Equities fell in Australia and South Korea and fluctuated in Japan. Futures for Hong Kong slid following a third day of declines in the S&P 500, which dropped 1.8%.
Treasury yields were little changed in Asian trading and the dollar steadied after rallying Monday as the US economic outlook fueled bets the Fed will keep policy tight to tame stubborn inflation.
Short-maturity Australian bond yields edged higher after the jump in their US counterparts and ahead of a central bank decision later Tuesday.

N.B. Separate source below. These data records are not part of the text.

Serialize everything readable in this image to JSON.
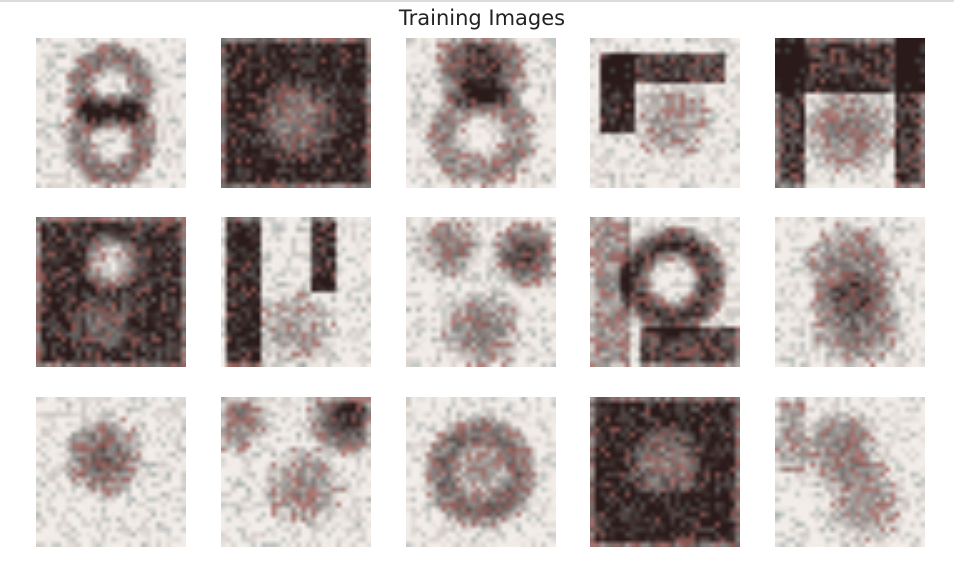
{
  "figure": {
    "title": "Training Images",
    "rows": 3,
    "cols": 5,
    "palette": {
      "light": "#f2ede8",
      "dark": "#2a1b1a",
      "red": "#a45a55",
      "teal": "#70888a"
    },
    "images": [
      {
        "id": "r1c1",
        "shape": "digit-8-light"
      },
      {
        "id": "r1c2",
        "shape": "digit-on-dark"
      },
      {
        "id": "r1c3",
        "shape": "dark-top"
      },
      {
        "id": "r1c4",
        "shape": "dark-left-band"
      },
      {
        "id": "r1c5",
        "shape": "dark-frame"
      },
      {
        "id": "r2c1",
        "shape": "dark-with-light-blob"
      },
      {
        "id": "r2c2",
        "shape": "dark-vertical-bands"
      },
      {
        "id": "r2c3",
        "shape": "light-mixed"
      },
      {
        "id": "r2c4",
        "shape": "dark-ring"
      },
      {
        "id": "r2c5",
        "shape": "light-textured"
      },
      {
        "id": "r3c1",
        "shape": "light-blob"
      },
      {
        "id": "r3c2",
        "shape": "light-dark-top-right"
      },
      {
        "id": "r3c3",
        "shape": "light-digit"
      },
      {
        "id": "r3c4",
        "shape": "dark-heavy"
      },
      {
        "id": "r3c5",
        "shape": "light-textured-2"
      }
    ]
  }
}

The Reserve Bank of Australia is forecast to raise its key rate by 25 basis points, half the size of the move expected later this month from the Fed.

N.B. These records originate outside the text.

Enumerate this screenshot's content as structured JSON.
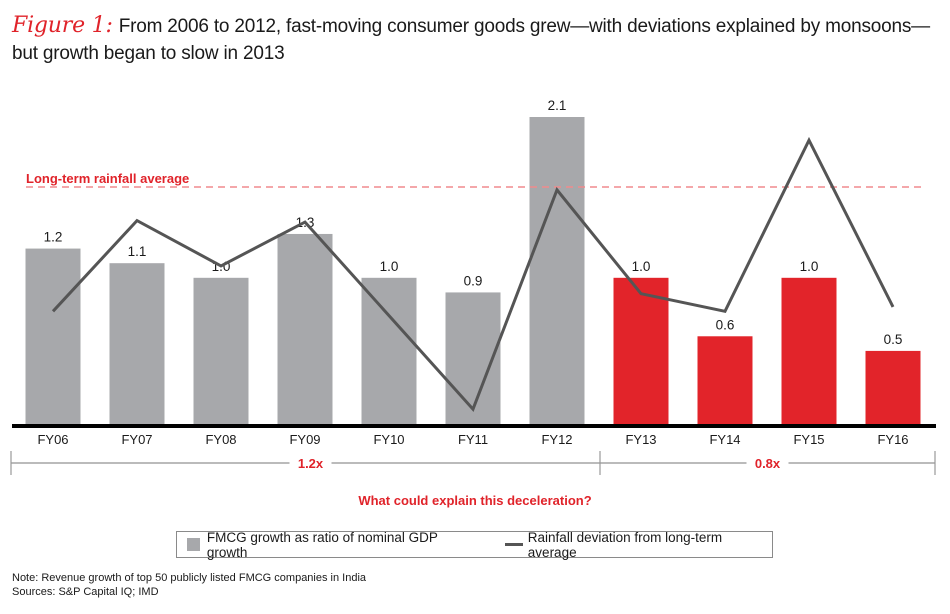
{
  "title": {
    "figure_label": "Figure 1:",
    "text": "From 2006 to 2012, fast-moving consumer goods grew—with deviations explained by monsoons—but growth began to slow in 2013"
  },
  "colors": {
    "bar_early": "#a7a8ab",
    "bar_late": "#e2242a",
    "rainfall_line": "#555555",
    "average_line": "#f08a8d",
    "accent_red": "#e0232a",
    "axis": "#000000"
  },
  "chart_data": {
    "type": "bar",
    "categories": [
      "FY06",
      "FY07",
      "FY08",
      "FY09",
      "FY10",
      "FY11",
      "FY12",
      "FY13",
      "FY14",
      "FY15",
      "FY16"
    ],
    "series": [
      {
        "name": "FMCG growth as ratio of nominal GDP growth",
        "type": "bar",
        "values": [
          1.2,
          1.1,
          1.0,
          1.3,
          1.0,
          0.9,
          2.1,
          1.0,
          0.6,
          1.0,
          0.5
        ],
        "labels": [
          "1.2",
          "1.1",
          "1.0",
          "1.3",
          "1.0",
          "0.9",
          "2.1",
          "1.0",
          "0.6",
          "1.0",
          "0.5"
        ],
        "highlight_from_index": 7
      },
      {
        "name": "Rainfall deviation from long-term average",
        "type": "line",
        "note": "relative units estimated visually; 0 = long-term rainfall average",
        "values": [
          -0.85,
          -0.23,
          -0.54,
          -0.24,
          -0.88,
          -1.52,
          -0.02,
          -0.73,
          -0.85,
          0.32,
          -0.82
        ]
      }
    ],
    "reference_line": {
      "label": "Long-term rainfall average",
      "value": 0
    },
    "periods": [
      {
        "label": "1.2x",
        "from": "FY06",
        "to": "FY12"
      },
      {
        "label": "0.8x",
        "from": "FY13",
        "to": "FY16"
      }
    ],
    "annotation": "What could explain this deceleration?",
    "xlabel": "",
    "ylabel": "",
    "ylim": [
      0,
      2.1
    ],
    "grid": false,
    "legend_position": "bottom-center"
  },
  "legend": {
    "bar_label": "FMCG growth as ratio of nominal GDP growth",
    "line_label": "Rainfall deviation from long-term average"
  },
  "footer": {
    "note": "Note: Revenue growth of top 50 publicly listed FMCG companies in India",
    "sources": "Sources: S&P Capital IQ; IMD"
  }
}
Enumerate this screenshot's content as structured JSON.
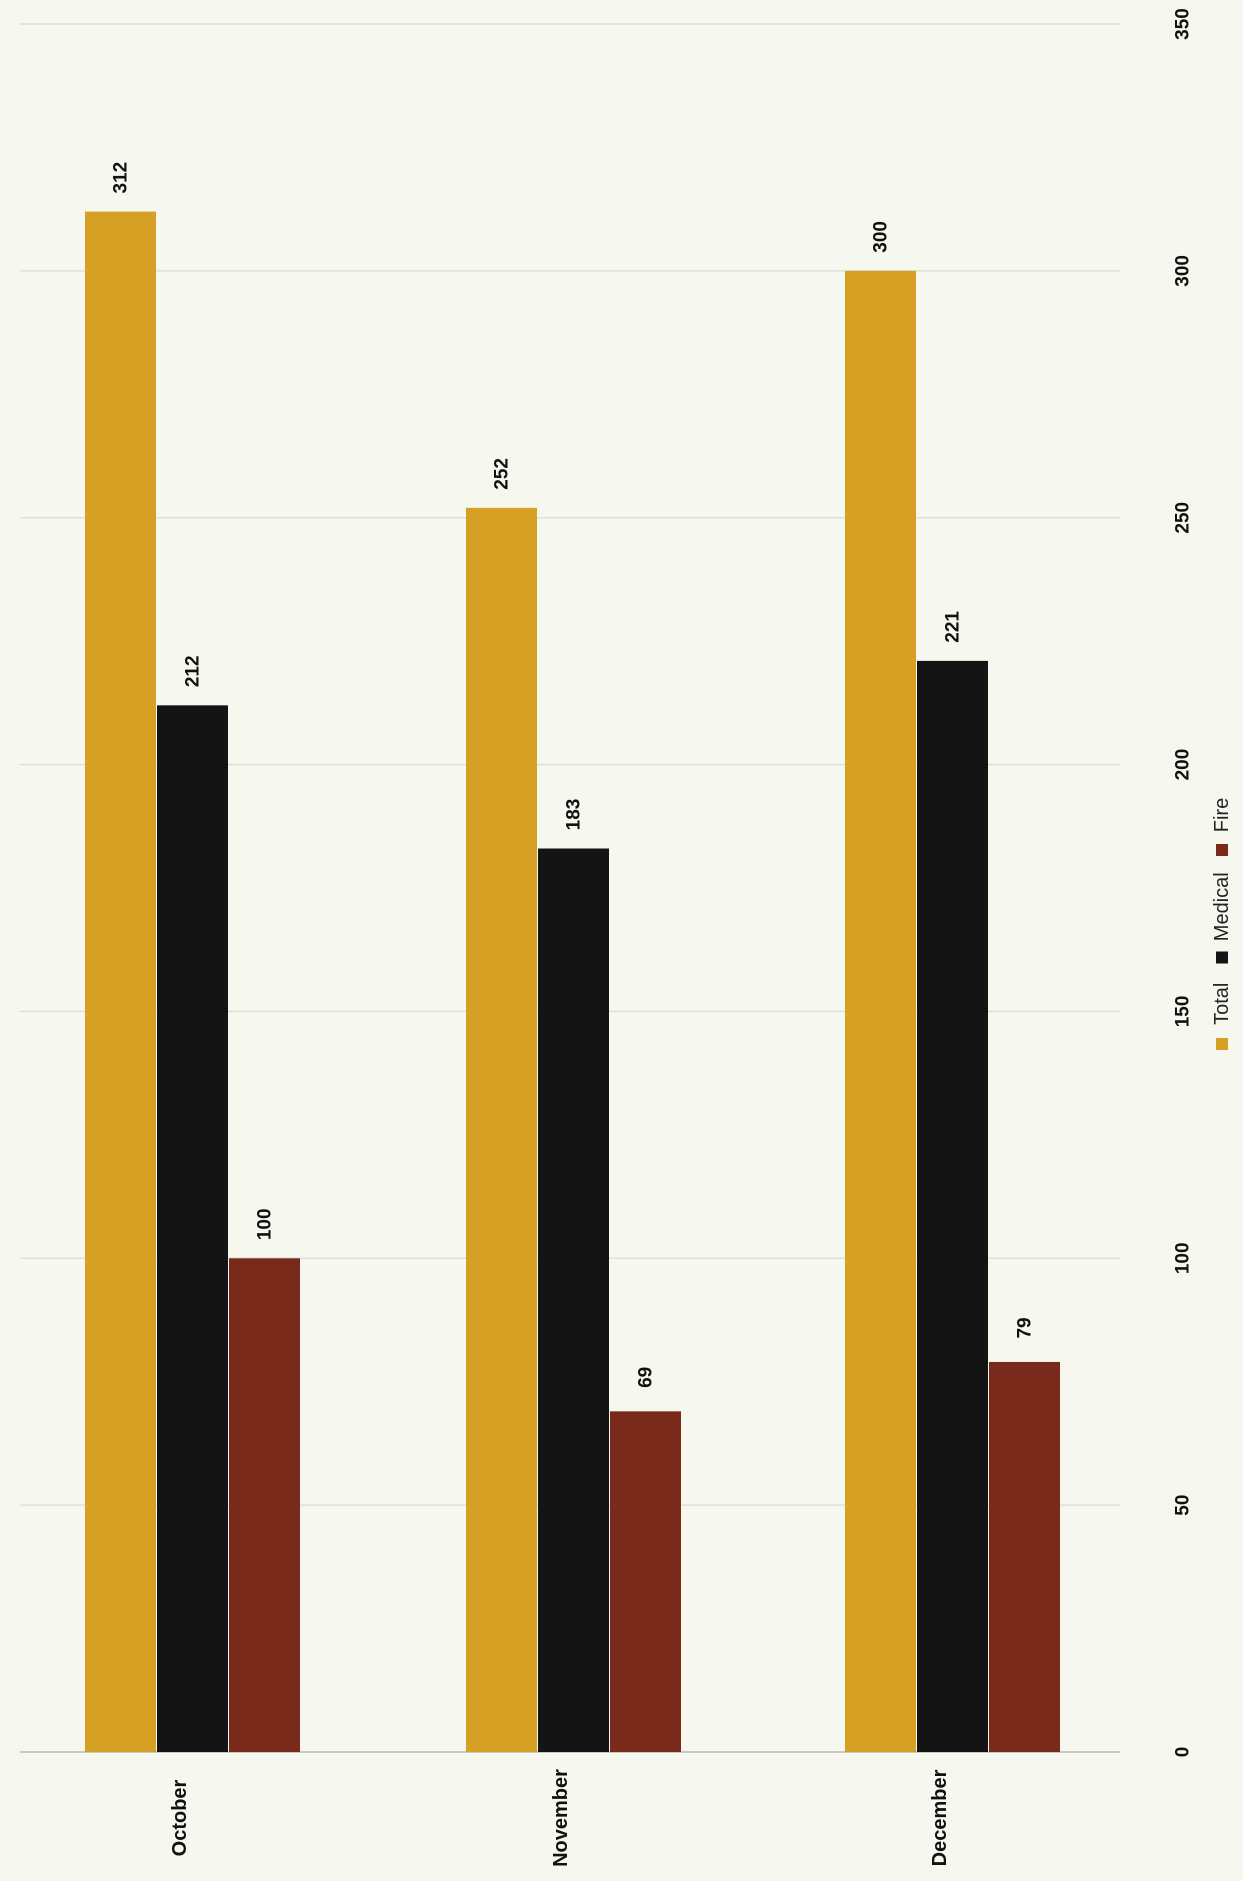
{
  "chart_data": {
    "type": "bar",
    "orientation": "vertical, page rotated 90 degrees",
    "categories": [
      "October",
      "November",
      "December"
    ],
    "series": [
      {
        "name": "Total",
        "values": [
          312,
          252,
          300
        ],
        "color": "#d6a025"
      },
      {
        "name": "Medical",
        "values": [
          212,
          183,
          221
        ],
        "color": "#141414"
      },
      {
        "name": "Fire",
        "values": [
          100,
          69,
          79
        ],
        "color": "#7a2a1a"
      }
    ],
    "ylim": [
      0,
      350
    ],
    "yticks": [
      0,
      50,
      100,
      150,
      200,
      250,
      300,
      350
    ],
    "grid": true,
    "legend": "bottom",
    "title": "",
    "xlabel": "",
    "ylabel": ""
  }
}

The Australian dollar trimmed its overnight losses, the yen rose slightly and the offshore yuan remained below 7 to the greenback.

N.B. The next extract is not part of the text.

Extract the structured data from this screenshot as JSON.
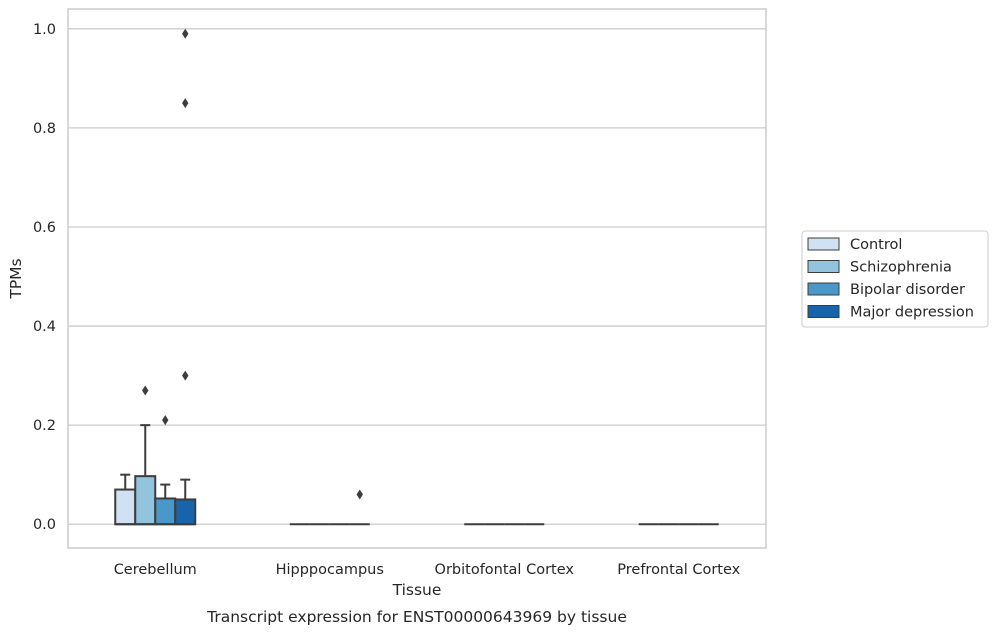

Swaps showed an increase in expectations for where the Fed terminal rate will be, with the market indicating a peak above 5% in the middle of 2023. The current benchmark sits in a range between 3.75% and 4%.
Morgan Stanley’s Michael Wilson, one of the US stock market’s most-vocal skeptics, says investors are better off booking profits. “We are now sellers again,” the strategist and his colleagues wrote.
Still, Ben Emons, senior portfolio manager at Newedge Wealth, said the Fed will be “going on the track now with slower hikes.”
“That will be really communicated, I think, in the December press conference,” he said on Bloomberg Television.
Meanwhile, the possibility of new tariffs on Chinese steel and aluminum by the US and European Union may weigh on sentiment when equity trading opens in China.
Elsewhere, a majority of 291 respondents to the latest MLIV Pulse survey said leveraged loans would be the canary in the coal mine to indicate that corporate credit quality is getting worse.
About 28% of survey respondents expect defaults to jump significantly if US rates peak at or below 5%, which is about where the market bets the Fed will stop hiking. Another 63% see defaults surging if rates peak above 5%.